IllogiBooks:Random Thought Testing
Good evening people, it's your boy Dia, and welcome to a new episode of Random Thought Testing!
As you well know, the Thought Police are out to remove any ungood thoughts from the minds of the lovely citizens of Oceania, and this has extended to their new policy of instituting checkpoints on the roads, to make sure no one can destabilise the ruling of this wonderful nation.
For instance, we reported this near Airstrip One Capitol:
RTT: Hello. Thought test.
Passenger #1: Thought test?
RTT: Oh yes. Were you not already aware? There's been a big press rollout. We don't want anything that we see as ungood.
Passenger #1: Ungood?
RTT: Put the helmet on. We can check your thoughts.
Passenger #1: All right. (puts on helmet)
RTT: Let's see, shall we? Hmm... football, (scans), New Idea magazine, ginger beer, uh... your pet guinea pig... what's this? Do I see some Communism? (glares)

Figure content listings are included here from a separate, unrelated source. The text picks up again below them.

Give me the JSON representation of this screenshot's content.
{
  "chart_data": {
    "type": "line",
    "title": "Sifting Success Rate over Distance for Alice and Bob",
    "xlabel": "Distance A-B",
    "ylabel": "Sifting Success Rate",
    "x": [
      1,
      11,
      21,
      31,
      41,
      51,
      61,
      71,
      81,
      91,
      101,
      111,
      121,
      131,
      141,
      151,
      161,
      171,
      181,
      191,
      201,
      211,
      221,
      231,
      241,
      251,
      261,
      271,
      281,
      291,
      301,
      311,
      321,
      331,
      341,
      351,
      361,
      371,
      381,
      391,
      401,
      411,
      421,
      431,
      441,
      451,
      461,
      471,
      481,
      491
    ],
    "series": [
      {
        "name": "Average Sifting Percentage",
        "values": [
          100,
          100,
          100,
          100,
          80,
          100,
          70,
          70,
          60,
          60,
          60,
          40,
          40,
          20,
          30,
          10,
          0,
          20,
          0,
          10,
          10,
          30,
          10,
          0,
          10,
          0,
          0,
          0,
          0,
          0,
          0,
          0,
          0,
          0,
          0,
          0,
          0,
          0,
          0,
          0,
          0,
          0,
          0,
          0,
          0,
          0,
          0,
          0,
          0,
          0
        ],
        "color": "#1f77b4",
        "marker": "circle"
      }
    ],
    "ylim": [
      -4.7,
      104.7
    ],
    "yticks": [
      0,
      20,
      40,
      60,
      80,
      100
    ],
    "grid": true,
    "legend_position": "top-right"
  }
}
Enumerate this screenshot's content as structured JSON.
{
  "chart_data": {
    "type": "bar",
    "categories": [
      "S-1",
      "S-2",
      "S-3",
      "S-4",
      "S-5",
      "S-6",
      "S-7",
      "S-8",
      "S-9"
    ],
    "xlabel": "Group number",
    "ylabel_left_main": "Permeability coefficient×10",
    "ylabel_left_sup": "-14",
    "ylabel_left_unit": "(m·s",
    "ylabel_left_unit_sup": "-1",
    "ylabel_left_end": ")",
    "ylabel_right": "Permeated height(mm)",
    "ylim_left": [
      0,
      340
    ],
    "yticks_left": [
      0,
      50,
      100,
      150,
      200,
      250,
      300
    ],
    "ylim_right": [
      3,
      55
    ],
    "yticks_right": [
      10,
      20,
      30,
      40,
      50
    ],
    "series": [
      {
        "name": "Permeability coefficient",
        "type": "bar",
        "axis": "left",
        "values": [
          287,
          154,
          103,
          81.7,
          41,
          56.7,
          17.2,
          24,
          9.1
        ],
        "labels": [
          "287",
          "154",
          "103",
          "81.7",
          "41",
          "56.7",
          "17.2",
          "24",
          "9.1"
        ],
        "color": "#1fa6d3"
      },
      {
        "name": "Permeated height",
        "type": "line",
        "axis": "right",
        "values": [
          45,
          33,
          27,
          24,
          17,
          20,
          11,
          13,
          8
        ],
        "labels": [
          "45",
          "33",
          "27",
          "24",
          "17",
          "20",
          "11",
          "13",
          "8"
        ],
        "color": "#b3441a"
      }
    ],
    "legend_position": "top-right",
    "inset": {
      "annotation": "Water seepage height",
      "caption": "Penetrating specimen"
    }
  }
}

Passenger #1: Er... no. We're planning a Russian-themed party for the weekend. Y'know, vodka cocktails, Russian folk music, that sort of thing.
RTT: Come on, get out of your car.
(Passenger does so)
RTT: It seems you are trying to spread Communism, and trying to hide it. This is a doubleplusungood offence. The last thing we want is for our glorious Oceania to turn out like... er... Eurasia! Now come along, we'll put you into a holding cell for one day. Any more ungood Communist thoughts, and you're going to Room 101.
And this, when people were trying to cross the Strait and Narrow:
RTT: Hello. Thought test.
Passenger #2: OK, I'll put that helmet on. (puts on helmet)
RTT: Right... swimming, train timetables, calculators... manga?
Passenger #2: Yes, I'm a big fan.
RTT: I'm sure you know, those plusungood perverted manga books have been sent by the government of Eastasia to corrupt our youth! We'll have no more! Holding cell!
And even this:
RTT: Hello. Thought test.
Passenger in back: I've got an ungood bellyfeel about this.
RTT: Oh, I see you have a firm grasp of Newspeak. I'm glad. After all, it's only 33 years until Newspeak replaces all other languages in Oceania. Continue with the good work!
Passenger #3: I'll put on that helmet. (puts on helmet)
RTT: OK... photography, papers, glass bowls, front doors... What's this? TRE EFIL OCNAMIANS ARE GONG TO TORGEURE US AWL?
Passenger #3: Uh...
RTT: Seems like just nonsense. You can be on your way!
Passenger #3: (to back passenger) I'm glad... apparently Random Thought Testing can't guess that we're overthrowing the government!
Wait... what?
OK... we're putting him into jail. He just admit it. On live telescreen. Oh dear. What is with our doubleplusungood nation? Goodbye!